More work on `downloadtweets`
Here's some work which I already did 3 days ago, but had not made into a PR before.
Yesterday I incorporated the newest stuff from timhutton/twitter-archive-parser/main into both timhutton/twitter-archive-parser/downloadtweets and lenaschimmel/twitter-archive-parser/downloadtweets because I thought that would make it easier to keep everything up to date and focus on the actual (non-merge) commits.
What's actually included
This is just more WIP on the download tweets feature:
- Error handling in
get_tweets- if it fails, return the tweets we already downloaded, plus the ids of tweets that are still missing - Add
mergemethod, which can basically merge all kinds of python values, but contains some special treatments for dicts representing tweets. This should make sure that if a tweet is contained in the archive, and we download that same tweet via the API, we can merge them without losing any information. - add helper method
has_pathwhich simplifies those chained checks that we have all over the code, like:if 'entities' in tweet and 'user_mentions' in tweet['entities'] and tweet['entities']['user_mentions'] is not None - save downloaded tweets into
known_tweets.json, and load them on next script execution, so that we don't reload the same tweets over and over again. - annotate downloaded tweets with attributes like
from_api,download_with_user,download_with_alt_textso thatcollect_tweet_referencescan make better decisions on what do re-download, and whether to follow references or not - improved merging and comparing of tweet JSON objects.
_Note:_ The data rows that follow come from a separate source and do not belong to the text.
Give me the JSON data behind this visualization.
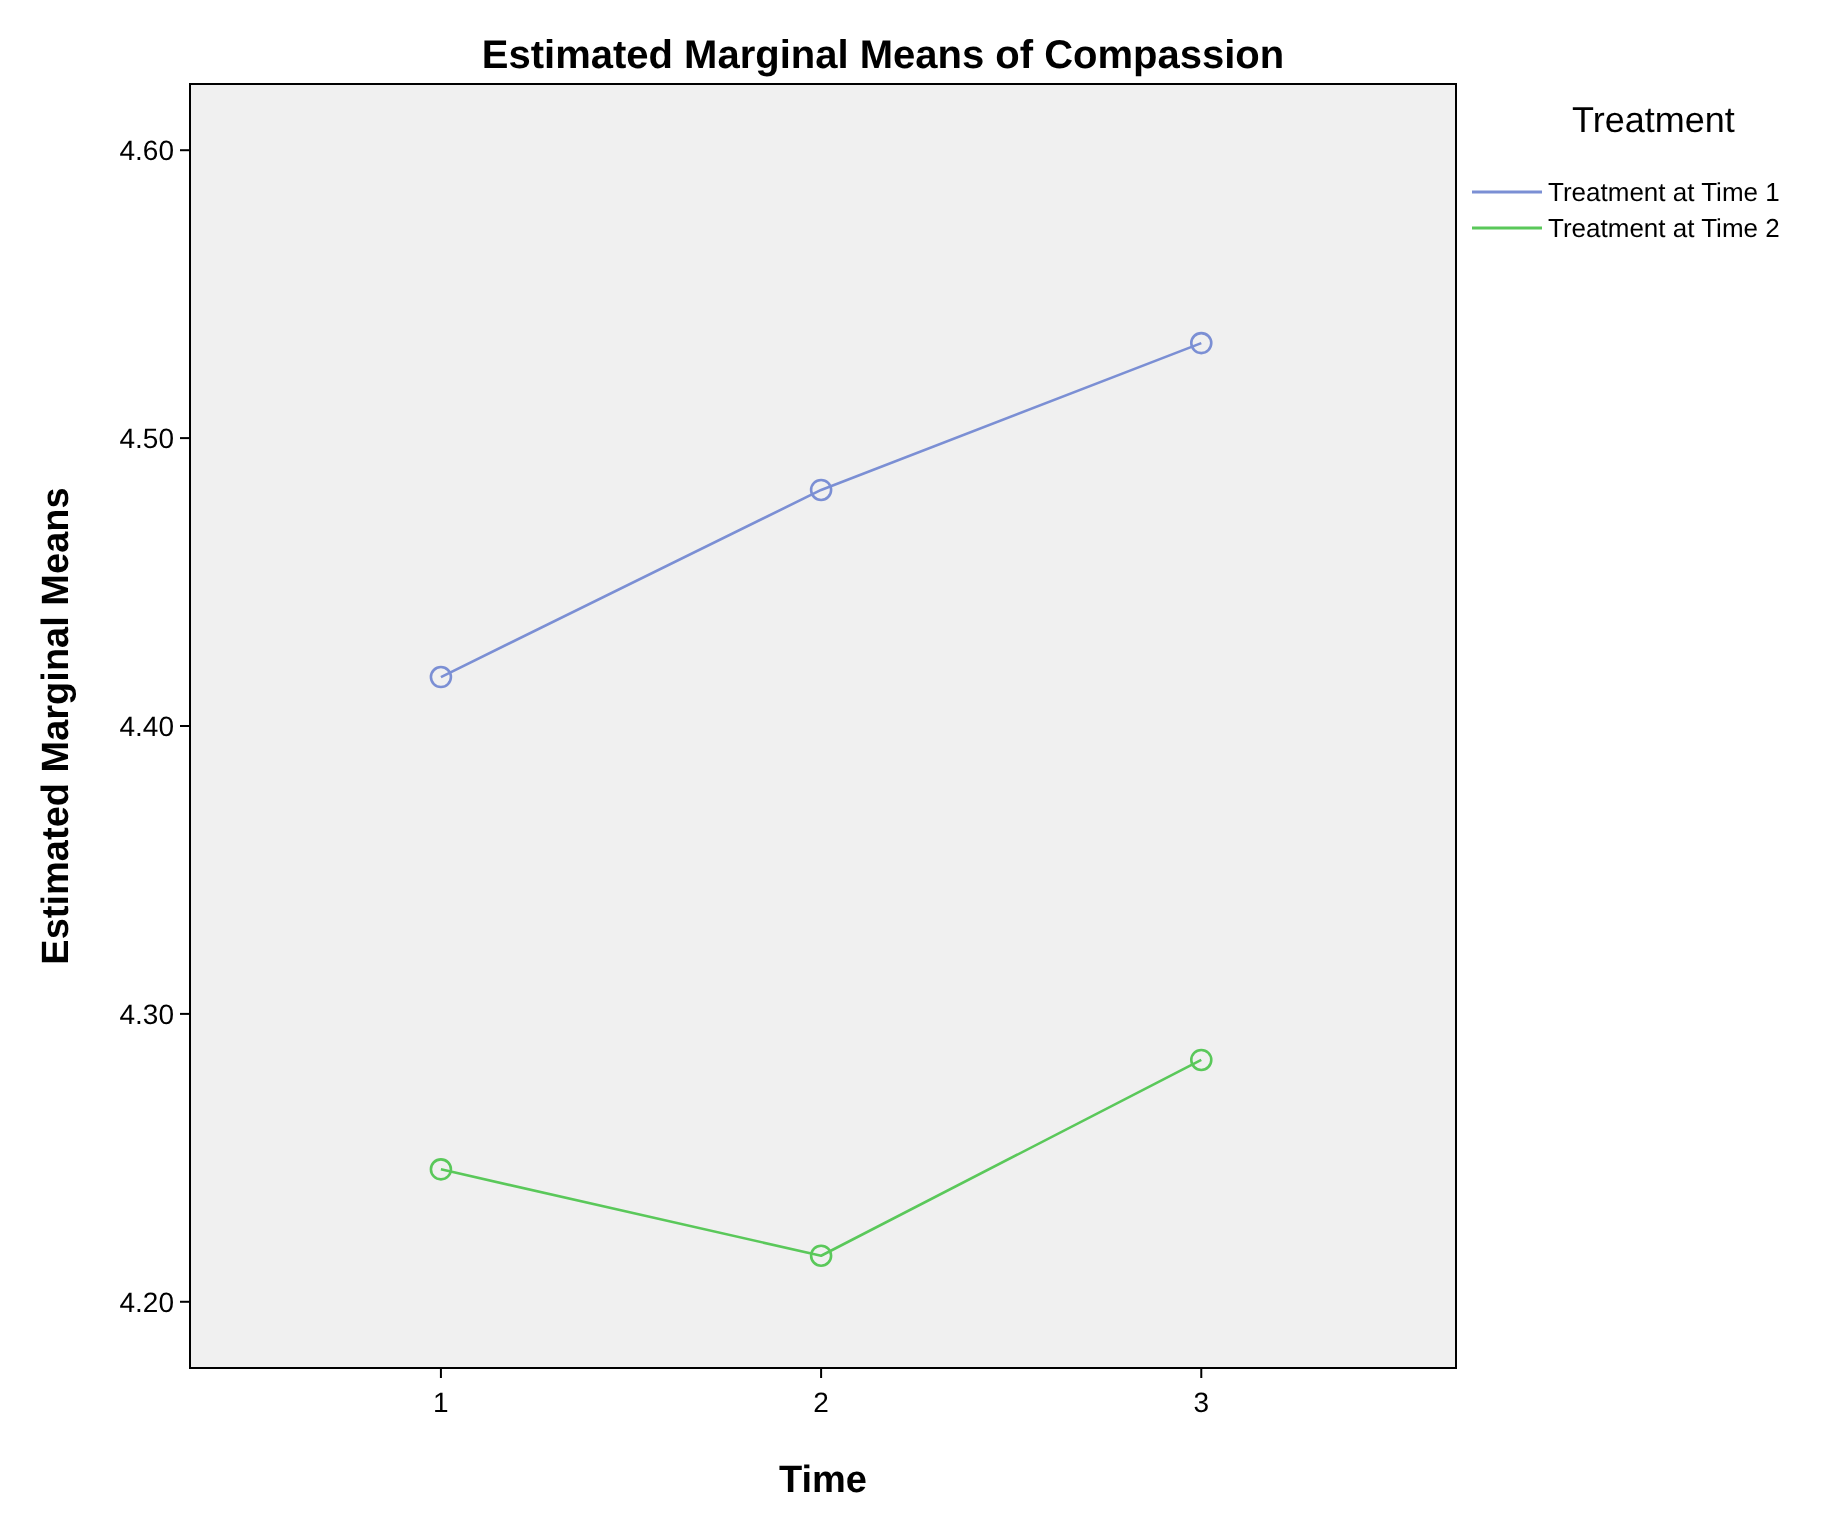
{
  "chart_data": {
    "type": "line",
    "title": "Estimated Marginal Means of Compassion",
    "xlabel": "Time",
    "ylabel": "Estimated Marginal Means",
    "legend_title": "Treatment",
    "x": [
      1,
      2,
      3
    ],
    "xlim": [
      0.34,
      3.67
    ],
    "xticks": [
      1,
      2,
      3
    ],
    "ylim": [
      4.177,
      4.623
    ],
    "yticks": [
      {
        "value": 4.2,
        "label": "4.20"
      },
      {
        "value": 4.3,
        "label": "4.30"
      },
      {
        "value": 4.4,
        "label": "4.40"
      },
      {
        "value": 4.5,
        "label": "4.50"
      },
      {
        "value": 4.6,
        "label": "4.60"
      }
    ],
    "series": [
      {
        "name": "Treatment at Time 1",
        "color": "#7b8fd4",
        "values": [
          4.417,
          4.482,
          4.533
        ]
      },
      {
        "name": "Treatment at Time 2",
        "color": "#5ac85a",
        "values": [
          4.246,
          4.216,
          4.284
        ]
      }
    ],
    "marker": "circle",
    "legend": "top right"
  }
}
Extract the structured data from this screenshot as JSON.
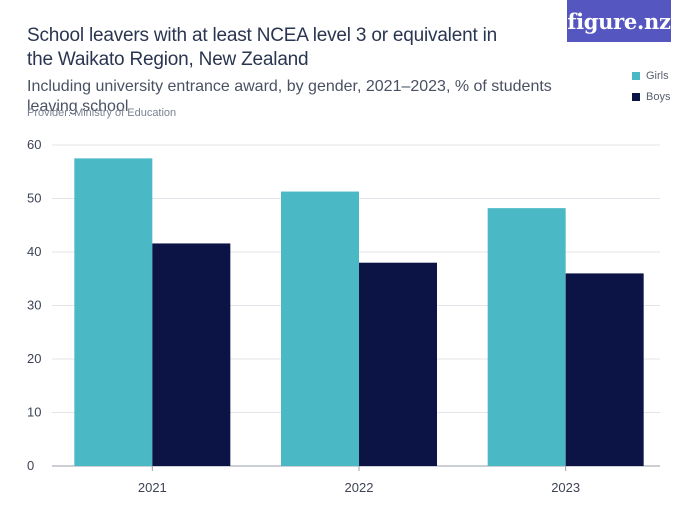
{
  "header": {
    "title": "School leavers with at least NCEA level 3 or equivalent in the Waikato Region, New Zealand",
    "subtitle": "Including university entrance award, by gender, 2021–2023, % of students leaving school",
    "provider": "Provider: Ministry of Education",
    "logo_text": "figure.nz"
  },
  "chart_data": {
    "type": "bar",
    "categories": [
      "2021",
      "2022",
      "2023"
    ],
    "series": [
      {
        "name": "Girls",
        "color": "#4ab8c5",
        "values": [
          57.5,
          51.3,
          48.2
        ]
      },
      {
        "name": "Boys",
        "color": "#0c1445",
        "values": [
          41.6,
          38.0,
          36.0
        ]
      }
    ],
    "ylim": [
      0,
      60
    ],
    "yticks": [
      0,
      10,
      20,
      30,
      40,
      50,
      60
    ],
    "grid": true,
    "legend": "top-right",
    "title": "School leavers with at least NCEA level 3 or equivalent in the Waikato Region, New Zealand",
    "xlabel": "",
    "ylabel": ""
  }
}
Those are some really nasty data structures!
The online diff view is no longer broken 🎉
Hi, any chance all this nice stuff gets integrated? Thanks!
@slorquet I think this is still work in progress so can't be merged yet?
@lenaschimmel are you still working on this? Can you rebase it, so it's easier to review? I'd like to get as much out of the sinking blue ship as possible :-)
@Sjors I'm not really working on that branch, or twitter-archive-parser, any more since mid December 22. I've since deleted my own twitter* account, so I don't have much motivation to continue, and it's harder to test. And even if I really wanted to, I currently don't have any time to continue working on it.
Until then, I focused on the weirdly-named branch lenaschimmel:archivemode, which already includes all commits from downloadtweets. I'd say the archivemode branch is in rather good shape now, and can be used and/or merged. It is also up-to-date with timhutton:main so it could even be fast-forwarded. But I don't know if @timhutton wants to go into that direction.
* To be precise, I deleted my main twitter account. I still have some secondary ones lying around, but with much less content, thus less edge cases that are interesting for testing new code
@lenaschimmel Would you like to document the fact that the other branch is more worthy of being merged by closing/drafting this one, and opening a new PR?
This little step could also make it easier for third-parties, like me, to discover your work and rely on it instead, in case @timhutton would not be available for further deliberation.